YOLO Object Detection: v8 hingga v11 — Training, Inference & Deployment

📋 Daftar Isi

Pengenalan YOLO & Object Detection
Evolusi YOLO: v1 hingga v11
Setup & Instalasi
Inference dengan Pre-trained Model
Persiapan Custom Dataset
Training Custom Model
Evaluasi & Visualisasi
Segmentation, Classification & Pose
Deployment ke Produksi
Quiz Pemahaman

1. Pengenalan YOLO & Object Detection

YOLO (You Only Look Once) adalah arsitektur deep learning untuk object detection yang sangat cepat dan akurat. Berbeda dari pendekatan tradisional yang memproses gambar secara bertahap, YOLO memproses seluruh gambar dalam satu kali pass saja.

Object detection adalah tugas mengidentifikasi apa objek dalam gambar dan di mana lokasinya (bounding box). Ini berbeda dari image classification yang hanya menjawab "apa ini gambar apa".

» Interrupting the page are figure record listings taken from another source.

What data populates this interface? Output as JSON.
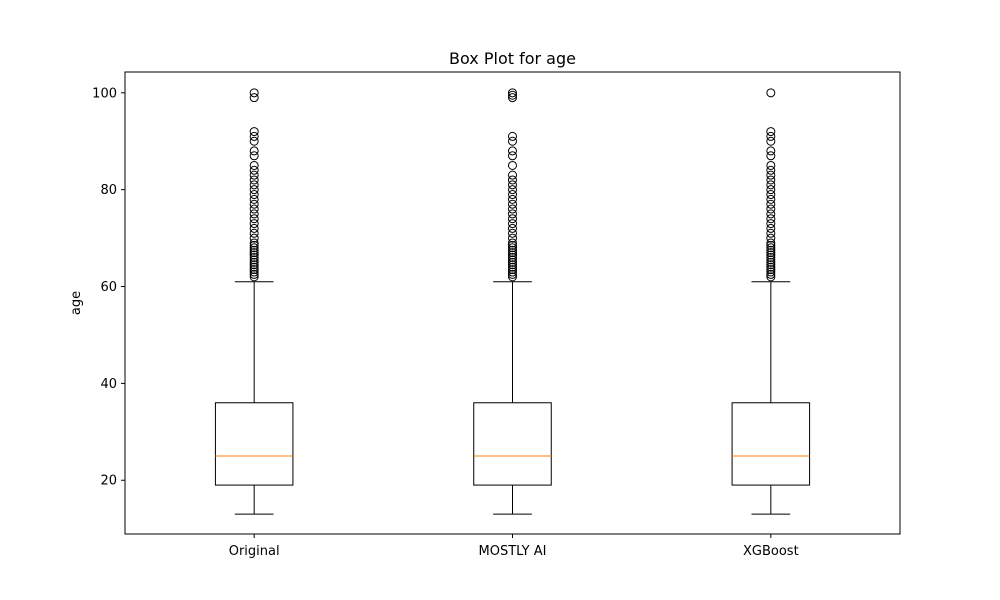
{
  "chart_data": {
    "type": "box",
    "title": "Box Plot for age",
    "xlabel": "",
    "ylabel": "age",
    "categories": [
      "Original",
      "MOSTLY AI",
      "XGBoost"
    ],
    "ylim": [
      8.9,
      104.3
    ],
    "yticks": [
      20,
      40,
      60,
      80,
      100
    ],
    "grid": false,
    "colors": {
      "box": "#000000",
      "median": "#ff7f0e",
      "flier": "#000000"
    },
    "series": [
      {
        "whisker_low": 13,
        "q1": 19,
        "median": 25,
        "q3": 36,
        "whisker_high": 61,
        "outliers": [
          62,
          62.5,
          63,
          63.5,
          64,
          64.5,
          65,
          65.5,
          66,
          66.5,
          67,
          67.5,
          68,
          68.5,
          69,
          70,
          71,
          72,
          73,
          74,
          75,
          76,
          77,
          78,
          79,
          80,
          81,
          82,
          83,
          84,
          85,
          87,
          88,
          90,
          91,
          92,
          99,
          100
        ]
      },
      {
        "whisker_low": 13,
        "q1": 19,
        "median": 25,
        "q3": 36,
        "whisker_high": 61,
        "outliers": [
          62,
          62.5,
          63,
          63.5,
          64,
          64.5,
          65,
          65.5,
          66,
          66.5,
          67,
          67.5,
          68,
          68.5,
          69,
          70,
          71,
          72,
          73,
          74,
          75,
          76,
          77,
          78,
          79,
          80,
          81,
          82,
          83,
          85,
          87,
          88,
          90,
          91,
          99,
          99.5,
          100
        ]
      },
      {
        "whisker_low": 13,
        "q1": 19,
        "median": 25,
        "q3": 36,
        "whisker_high": 61,
        "outliers": [
          62,
          62.5,
          63,
          63.5,
          64,
          64.5,
          65,
          65.5,
          66,
          66.5,
          67,
          67.5,
          68,
          68.5,
          69,
          70,
          71,
          72,
          73,
          74,
          75,
          76,
          77,
          78,
          79,
          80,
          81,
          82,
          83,
          84,
          85,
          87,
          88,
          90,
          91,
          92,
          100
        ]
      }
    ]
  }
}
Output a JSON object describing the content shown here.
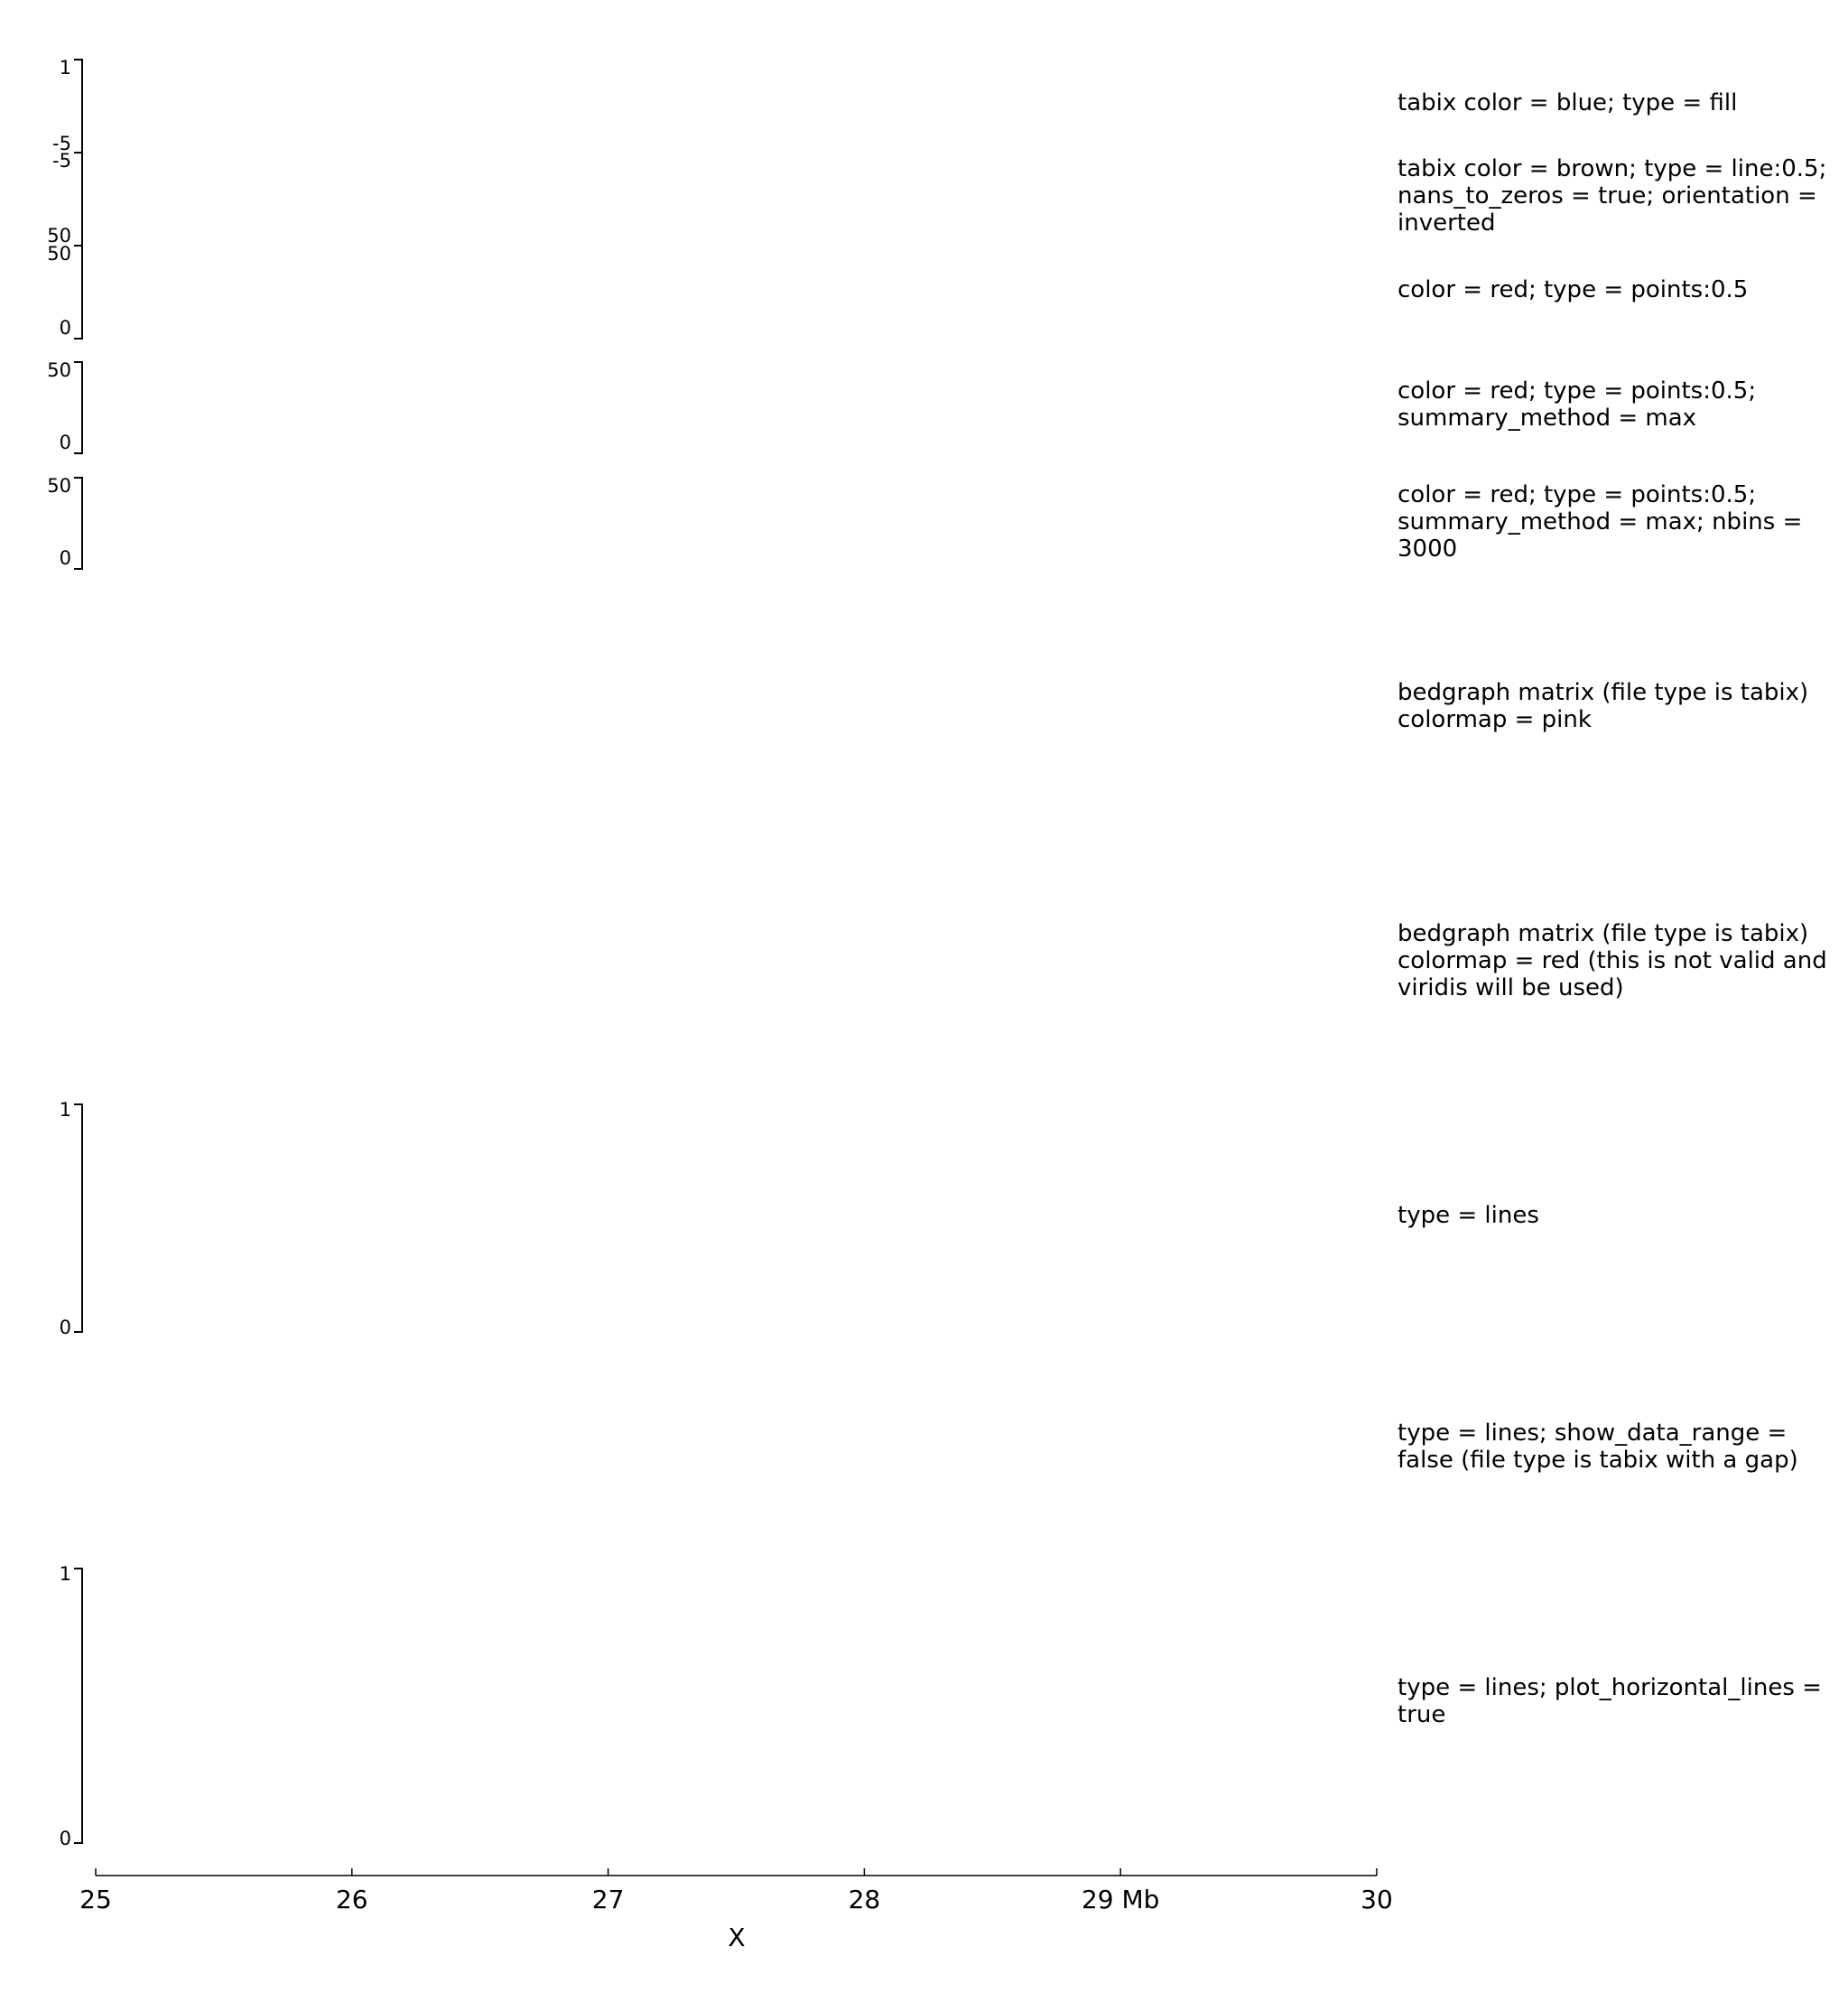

Diagram: Image Classification vs Object Detection

┌─────────────────────────────────────────────────────────────────┐
│  IMAGE CLASSIFICATION          OBJECT DETECTION (YOLO)          │
│                                                                  │
│  ┌──────────────┐              ┌──────────────┐                │
│  │  🐕 🐱      │              │ ┌──┐  ┌──┐  │                │
│  │              │              │ │🐕│  │🐱│  │                │
│  │              │              │ └──┘  └──┘  │                │
│  └──────────────┘              └──────────────┘                │
│  Output: "anjing"              Output:                          │
│                                - anjing [x:10, y:20, w:80,h:60]│
│                                - kucing [x:120, y:30, w:70,h:55]│
│                                + confidence score               │
│                                                                  │
│  Classification = "APA?"      Detection = "APA + DI MANA?"     │
└─────────────────────────────────────────────────────────────────┘

Mengapa YOLO Populer?

Keunggulan	Penjelasan
Real-time speed	30-100+ FPS bahkan di perangkat edge
High accuracy	mAP50 mencapai 50-55%+ di COCO dataset
End-to-end	Satu model untuk deteksi, segmentasi, pose
Easy to use	API sederhana dengan Ultralytics
Well-documented	Komunitas besar, banyak tutorial
Multi-platform	Deploy di GPU, CPU, mobile, edge devices

2. Evolusi YOLO: v1 hingga v11

Timeline Evolusi YOLO

Versi	Tahun	Penulis	Inovasi Utama
YOLOv1	2016	Joseph Redmon	Deteksi real-time pertama, single-pass
YOLOv2	2017	Joseph Redmon	Batch normalization, anchor boxes, multi-scale
YOLOv3	2018	Joseph Redmon	FPN, multi-scale detection, Darknet-53
YOLOv4	2020	Alexey Bochkovskiy	CSPDarknet53, SPP, PANet
YOLOv5	2020	Ultralytics	PyTorch native, auto-anchor, easy training
YOLOv8	2023	Ultralytics	Anchor-free, C2f module, unified API
YOLOv9	2024	Chien-Yao Wang	GELAN, PGI, programmable gradient info
YOLOv10	2024	Tsinghua University	NMS-free, consistent dual assignments
YOLOv11	2025	Ultralytics	C3k2 block, SPPF enhancement, efficiency

💡 Tips Memilih Versi YOLO

Pemula / Produksi → YOLOv8 atau YOLOv11 (API mudah, dokumentasi lengkap)
Edge/Mobile → YOLOv8n atau YOLOv11n (nano, sangat ringan)
Akurasi maksimal → YOLOv9 atau YOLOv11x (extra-large)
Real-time tanpa NMS → YOLOv10

3. Setup & Instalasi

Bash — Instalasi Ultralytics

# =============================================
# Instalasi YOLO (Ultralytics)
# =============================================

# Install ultralytics (mencakup YOLOv8 - v11)
pip install ultralytics

# Verifikasi instalasi
python -c "from ultralytics import YOLO; print('YOLO siap!')"

# Untuk GPU (CUDA)
pip install torch torchvision --index-url https://download.pytorch.org/whl/cu121

# Untuk export ke ONNX/TensorRT
pip install onnx onnxruntime-gpu
pip install tensorrt  # Butuh NVIDIA GPU

# Check GPU
python -c "import torch; print(f'CUDA: {torch.cuda.is_available()}, Device: {torch.cuda.get_device_name(0)}')"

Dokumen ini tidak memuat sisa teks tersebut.